If the chain reorgs past the pivot block P, let W be the common ancestor of the old and new canonical chains. The syncing node collects BALs for blocks W+1 through P on the old fork, identifies state entries mutated on the old fork but not on the new fork, deletes those entries locally, and re-fetches them via GetAccountRange / GetStorageRanges. It then applies BALs from W+1 forward on the new canonical chain and continues sync with a new pivot. If the required orphaned BALs are unavailable, the node must discard state and restart sync.

Rationale

Separate Protocol vs. eth/71

This follows the established snap design philosophy. GetByteCodes was duplicated from eth into snap for the same reason:

This functionality was duplicated into snap from eth/65 to permit eth long term to become a chain maintenance protocol only and move synchronization primitives out into satellite protocols only.

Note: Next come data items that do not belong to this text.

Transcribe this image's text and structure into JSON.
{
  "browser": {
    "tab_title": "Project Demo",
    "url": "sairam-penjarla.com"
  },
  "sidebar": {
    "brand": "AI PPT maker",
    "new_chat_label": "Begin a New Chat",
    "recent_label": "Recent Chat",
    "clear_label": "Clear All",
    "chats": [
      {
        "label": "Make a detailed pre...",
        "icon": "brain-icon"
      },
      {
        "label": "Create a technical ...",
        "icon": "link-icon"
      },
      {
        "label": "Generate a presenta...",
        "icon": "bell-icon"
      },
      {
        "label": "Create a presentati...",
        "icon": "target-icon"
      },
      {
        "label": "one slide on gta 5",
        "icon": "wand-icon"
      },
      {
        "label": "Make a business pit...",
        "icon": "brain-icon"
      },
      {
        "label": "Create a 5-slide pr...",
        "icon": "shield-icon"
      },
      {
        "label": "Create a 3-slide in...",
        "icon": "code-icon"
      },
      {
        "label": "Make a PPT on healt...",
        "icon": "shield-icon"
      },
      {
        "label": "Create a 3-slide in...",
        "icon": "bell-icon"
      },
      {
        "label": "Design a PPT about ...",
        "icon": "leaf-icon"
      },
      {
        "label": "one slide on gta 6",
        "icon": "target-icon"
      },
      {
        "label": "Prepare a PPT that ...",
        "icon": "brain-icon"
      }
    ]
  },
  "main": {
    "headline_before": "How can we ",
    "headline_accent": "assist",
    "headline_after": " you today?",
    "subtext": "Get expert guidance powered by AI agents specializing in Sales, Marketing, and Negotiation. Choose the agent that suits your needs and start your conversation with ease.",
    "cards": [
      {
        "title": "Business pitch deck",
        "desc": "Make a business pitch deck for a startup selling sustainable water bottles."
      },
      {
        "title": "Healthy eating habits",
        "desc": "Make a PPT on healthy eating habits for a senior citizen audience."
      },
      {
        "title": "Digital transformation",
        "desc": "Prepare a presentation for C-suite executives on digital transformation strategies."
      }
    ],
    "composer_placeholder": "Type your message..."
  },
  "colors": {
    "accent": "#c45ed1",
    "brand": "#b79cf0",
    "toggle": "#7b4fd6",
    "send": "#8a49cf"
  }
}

Synchronization primitives belong in satellite protocols. snap is optional and independently versioned; duplicating BAL exchange here avoids coupling sync functionality to eth.

Removing GetTrieNodes

BAL-based healing makes trie node fetching for state reconciliation unnecessary. Removing these messages avoids maintaining two healing mechanisms and frees message IDs for reuse.

Message ID Reuse

Message IDs are scoped to the protocol version and negotiated during the RLPx capability handshake. snap/1 peers never receive snap/2 messages.

Backwards Compatibility

This EIP requires rolling out a new protocol version, snap/2. Older clients continue using snap/1. snap/2 is only meaningful for post-Amsterdam blocks, since the block-access-list-hash header field (EIP-7928) is absent for earlier blocks.

For a node synchronizing data, if both snap/1 and snap/2 are supported, it should use either snap/1 or snap/2 for state sync; running both simultaneously is not recommended. Once the synchronization phase is complete, the node can serve requests for both protocols.

Security Considerations

Amplification

A GetBlockAccessLists request can trigger responses significantly larger than the request. Implementations should apply rate limiting and respect the 2 MiB soft response limit.

Unavailable Data

Peers returning empty entries for available blocks may be misbehaving or may have pruned data legitimately. Implementations should track peer reliability and deprioritize unreliable peers.

Application Order

BALs must be applied in strict block order with each BAL hash verified before application. Incorrect ordering or wrong-fork BALs produce an invalid state root, detected during the final state root verification.